Ashley shares her experiences on the summer trip that taught her more about the world, her field, and herself.
Our time abroad became much more than a working experience; it was a life experience as well. For our co-op, we had the privilege of working for the National Youth Foundation as social workers assisting a group of young men from Afghanistan, Pakistan, Guinea and Gambia who were seeking political asylum in Greece. Throughout the time that we spent there, we saw many boys come and go from the island desperately searching for a brighter future. At first, we had no idea how to overcome the language barrier between us. After a great deal of brainstorming, however, we developed a complex communication system involving hand gestures with the help of a few boys who spoke broken English. From the outside looking in, one might think that this was a huge downfall of the job, but we were able to use this method to learn about these boys on a personal level, and to open our hearts and minds to learn about ourselves.
We spent a lot of time teaching the boys English, as well as planning team building activities that would not only keep their minds off of the problems they were facing, but also strengthen communication and bonds between the group. About once or twice a month, we would have group counseling sessions with the boys so that they could talk about the past, the present, and their hopes for the future. Each boy had a unique story, which was often heartbreaking to hear. Coming to the Foundation at a time where there was a great deal of emotional stress and conflict taking place opened our eyes to the true resilience of children; no matter what hardships occurred in the past, and regardless of the many more that might lie ahead, this resilience allowed them to dream and be truly hopeful for the future.

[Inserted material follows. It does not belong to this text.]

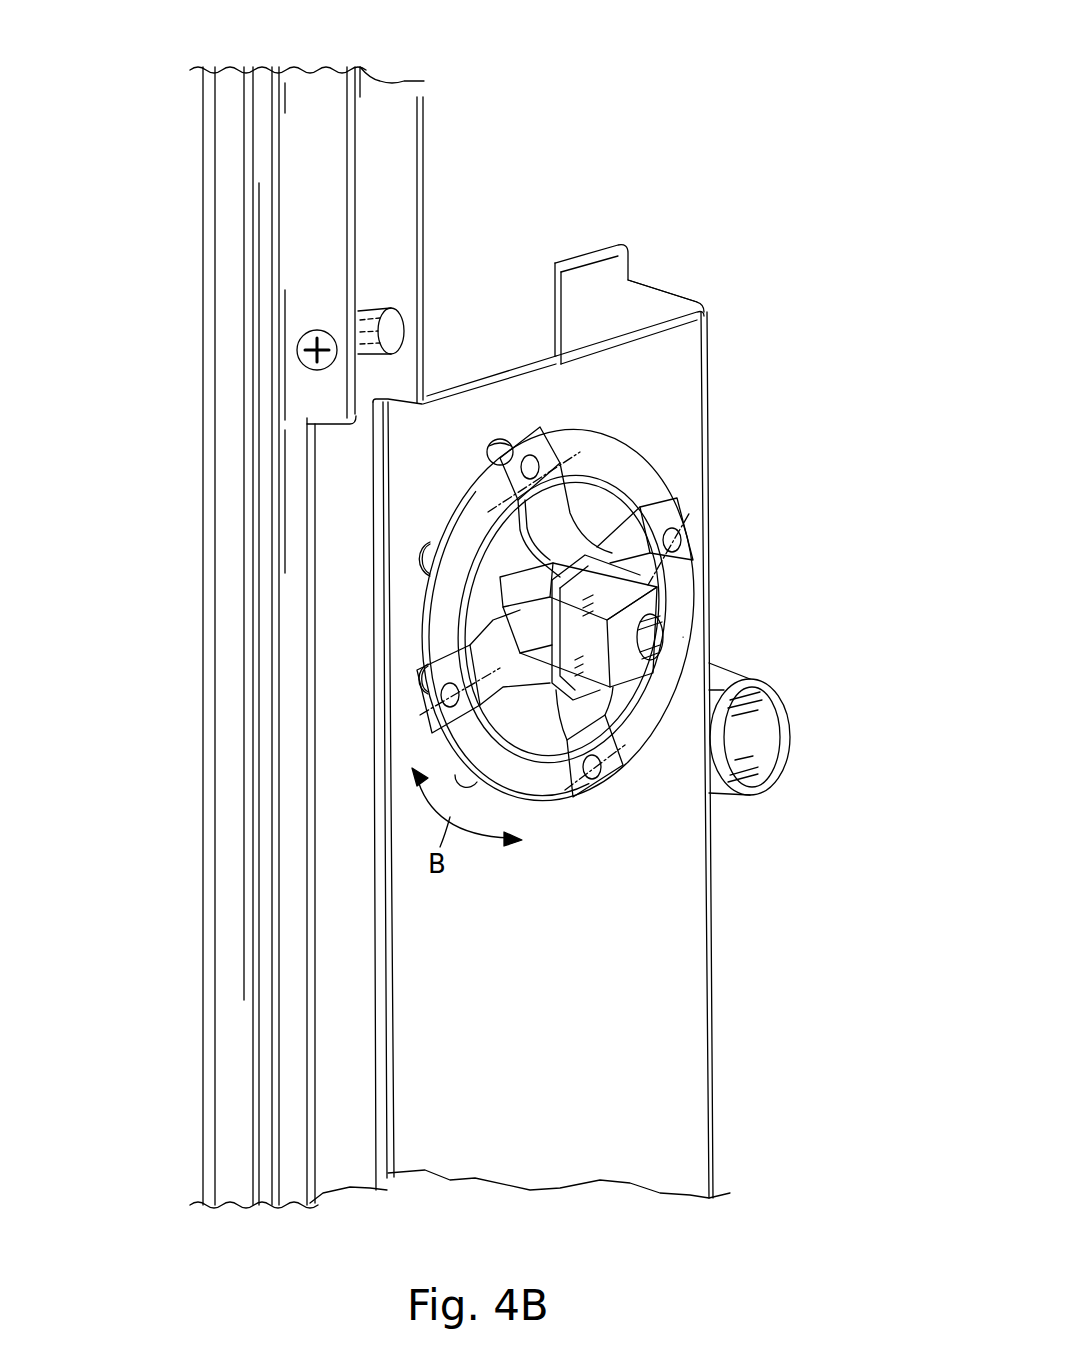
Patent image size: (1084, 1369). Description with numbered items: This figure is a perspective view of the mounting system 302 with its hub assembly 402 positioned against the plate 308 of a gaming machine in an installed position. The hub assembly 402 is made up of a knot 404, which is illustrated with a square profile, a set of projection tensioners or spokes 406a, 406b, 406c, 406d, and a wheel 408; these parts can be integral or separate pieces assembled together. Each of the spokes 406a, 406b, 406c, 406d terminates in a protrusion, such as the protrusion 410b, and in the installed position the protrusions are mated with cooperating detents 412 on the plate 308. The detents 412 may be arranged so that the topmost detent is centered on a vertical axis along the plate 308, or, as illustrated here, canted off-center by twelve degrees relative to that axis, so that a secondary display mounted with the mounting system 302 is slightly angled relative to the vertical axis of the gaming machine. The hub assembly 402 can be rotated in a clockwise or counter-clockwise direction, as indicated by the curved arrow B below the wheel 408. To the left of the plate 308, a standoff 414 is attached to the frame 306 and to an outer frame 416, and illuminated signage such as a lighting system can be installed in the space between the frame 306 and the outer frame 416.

The greatest reward, besides our time working in the village, was the blessing of meeting some of the most interesting people from all over the world. Living under one roof with students from Belgium, Spain, Sweden, Finland and France awarded us the opportunity to learn about a variety of different cultures; though they were not native to the country in which we were living, it is safe to say that their friendship defined our time in Greece. It is wonderful to know that whenever we want to pick up and travel abroad, we will always have a couch to crash on, nearly anywhere we go!
Putting our job and great friends aside, living in Greece never fell short of an adventure, often throwing many surprises our way. From surviving an earthquake during our first week there, to being caught in the crossfire of a police teargasing after a soccer riot, and living through a tough economic time in the country, we endured more than we ever thought was possible with laughter and a smile. We could not be more thankful for such a rewarding experience.